A tous ces degrés, sa justice avait un caractère purement seigneurial, et elle était rendue suivant les mêmes procédés et les mêmes règles que dans tous les tribunaux seigneuriaux du degré correspondant. La loi du jugement par les pairs s’imposait au roi comme à tous les seigneurs. Les historiens mentionnent fréquemment un haut tribunal composé de grands vassaux et qu’ils appellent spécialement la cour des pairs; mais tous les tribunaux où le roi rendait la justice par lui-même ou par ses représentans, tous, depuis la cour de baronnie jusqu’aux cours de villages, étaient alors des cours des pairs; car tous devaient être formés, ainsi que nous l’avons montré dans une précédente étude, de la réunion des justiciables de même rang et de même condition sociale que l’accusé. Le seigneur présidait, mais c’étaient les égaux et les pairs de l’accusé qui prononçaient[1].

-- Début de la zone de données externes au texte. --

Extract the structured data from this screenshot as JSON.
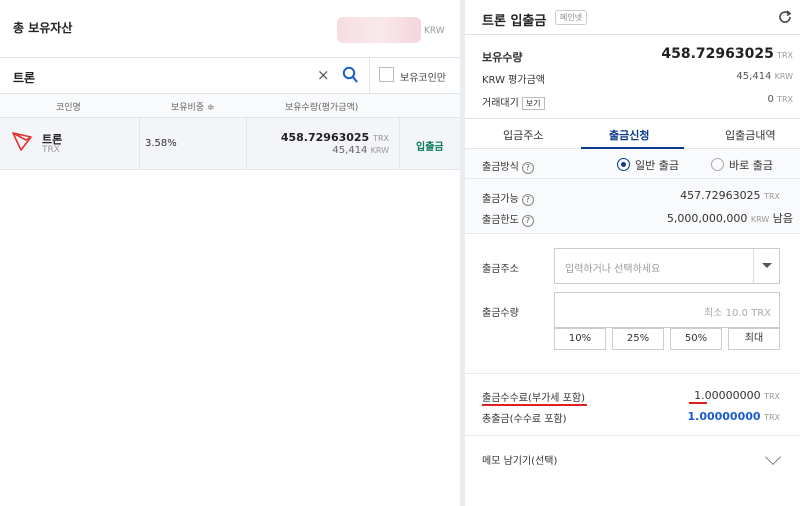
{
  "assets": {
    "title": "총 보유자산",
    "currency": "KRW"
  },
  "search": {
    "value": "트론",
    "clear_icon": "×",
    "holding_only_label": "보유코인만"
  },
  "table": {
    "headers": [
      "코인명",
      "보유비중 ≑",
      "보유수량(평가금액)"
    ],
    "row": {
      "name": "트론",
      "symbol": "TRX",
      "share": "3.58%",
      "amount": "458.72963025",
      "amount_unit": "TRX",
      "krw_value": "45,414",
      "krw_unit": "KRW",
      "action": "입출금"
    }
  },
  "panel": {
    "title": "트론 입출금",
    "badge": "메인넷",
    "holding_label": "보유수량",
    "holding_value": "458.72963025",
    "holding_unit": "TRX",
    "krw_label": "KRW 평가금액",
    "krw_value": "45,414",
    "krw_unit": "KRW",
    "pending_label": "거래대기",
    "pending_btn": "보기",
    "pending_value": "0",
    "pending_unit": "TRX",
    "tabs": [
      "입금주소",
      "출금신청",
      "입출금내역"
    ],
    "method_label": "출금방식",
    "method_normal": "일반 출금",
    "method_instant": "바로 출금",
    "avail_label": "출금가능",
    "avail_value": "457.72963025",
    "avail_unit": "TRX",
    "limit_label": "출금한도",
    "limit_value": "5,000,000,000",
    "limit_unit": "KRW",
    "limit_suffix": "남음",
    "addr_label": "출금주소",
    "addr_placeholder": "입력하거나 선택하세요",
    "qty_label": "출금수량",
    "qty_placeholder": "최소 10.0 TRX",
    "pct_buttons": [
      "10%",
      "25%",
      "50%",
      "최대"
    ],
    "fee_label": "출금수수료(부가세 포함)",
    "fee_value": "1.00000000",
    "fee_unit": "TRX",
    "total_label": "총출금(수수료 포함)",
    "total_value": "1.00000000",
    "total_unit": "TRX",
    "memo_label": "메모 남기기(선택)",
    "question": "?"
  }
}
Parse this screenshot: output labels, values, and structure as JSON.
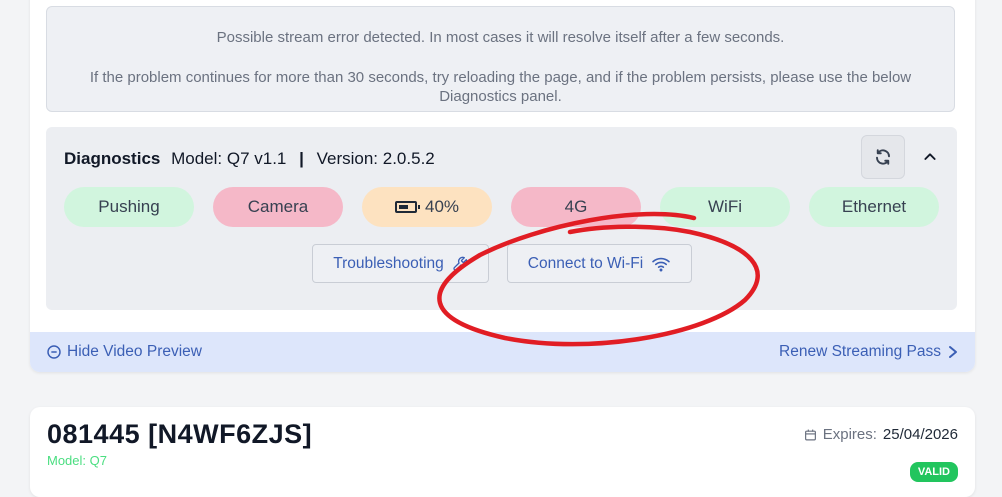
{
  "alert": {
    "line1": "Possible stream error detected. In most cases it will resolve itself after a few seconds.",
    "line2": "If the problem continues for more than 30 seconds, try reloading the page, and if the problem persists, please use the below Diagnostics panel."
  },
  "diagnostics": {
    "title": "Diagnostics",
    "model_label": "Model: Q7 v1.1",
    "separator": "|",
    "version_label": "Version: 2.0.5.2",
    "refresh_icon": "refresh-icon",
    "collapse_icon": "chevron-up-icon",
    "statuses": [
      {
        "label": "Pushing",
        "state": "ok",
        "color": "#d1f5de"
      },
      {
        "label": "Camera",
        "state": "error",
        "color": "#f5b8c8"
      },
      {
        "label": "40%",
        "state": "warning",
        "color": "#fde2c0",
        "icon": "battery-icon"
      },
      {
        "label": "4G",
        "state": "error",
        "color": "#f5b8c8"
      },
      {
        "label": "WiFi",
        "state": "ok",
        "color": "#d1f5de"
      },
      {
        "label": "Ethernet",
        "state": "ok",
        "color": "#d1f5de"
      }
    ],
    "troubleshooting_label": "Troubleshooting",
    "troubleshooting_icon": "wrench-icon",
    "connect_wifi_label": "Connect to Wi-Fi",
    "connect_wifi_icon": "wifi-icon"
  },
  "footer": {
    "hide_preview_label": "Hide Video Preview",
    "hide_preview_icon": "minus-circle-icon",
    "renew_label": "Renew Streaming Pass",
    "renew_icon": "chevron-right-icon"
  },
  "device": {
    "id_title": "081445 [N4WF6ZJS]",
    "model": "Model: Q7",
    "expires_label": "Expires:",
    "expires_date": "25/04/2026",
    "calendar_icon": "calendar-icon",
    "status_badge": "VALID"
  },
  "colors": {
    "accent": "#3b5fb5",
    "annotation": "#e11d24",
    "ok": "#d1f5de",
    "error": "#f5b8c8",
    "warning": "#fde2c0"
  }
}
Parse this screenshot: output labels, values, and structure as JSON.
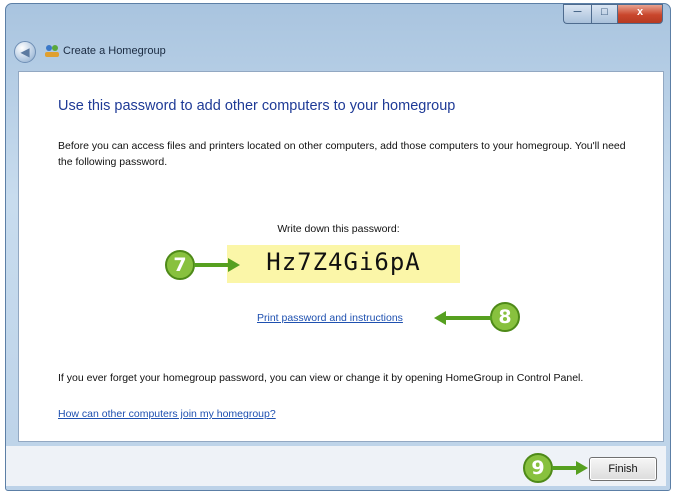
{
  "window": {
    "title": "Create a Homegroup",
    "back_glyph": "◀",
    "min_glyph": "─",
    "max_glyph": "□",
    "close_glyph": "x"
  },
  "content": {
    "heading": "Use this password to add other computers to your homegroup",
    "description": "Before you can access files and printers located on other computers, add those computers to your homegroup. You'll need the following password.",
    "write_down_label": "Write down this password:",
    "password": "Hz7Z4Gi6pA",
    "print_link": "Print password and instructions",
    "forget_text": "If you ever forget your homegroup password, you can view or change it by opening HomeGroup in Control Panel.",
    "help_link": "How can other computers join my homegroup?"
  },
  "footer": {
    "finish_label": "Finish"
  },
  "callouts": {
    "step7": "7",
    "step8": "8",
    "step9": "9",
    "color": "#88c13e"
  }
}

Cette organisation judiciaire du moyen âge paraît, de loin, fort compliquée et fort confuse. Elle était en réalité très simple; elle découlait tout entière d’un principe unique qui s’appliquait à toutes les situations diverses que comprenait cette société hiérarchiquement constituée. Quelques exemples rendront cette vérité frappante. Prenons le cas où l’accusé était un duc de Normandie ou un comte de Champagne, c’est-à-dire un vassal direct du roi de France. La règle était qu’il fût jugé par ses égaux sous la présidence du suze-

  1. Il n’est pas inutile de rappeler que le mot pairs, dans la langue usuelle du moyen âge, s’appliquait aux bourgeois et même aux paysans entre eux, aussi bien qu’aux gentilshommes. Aussi le jugement par un jury d’égaux était-il de règle pour toutes les classes.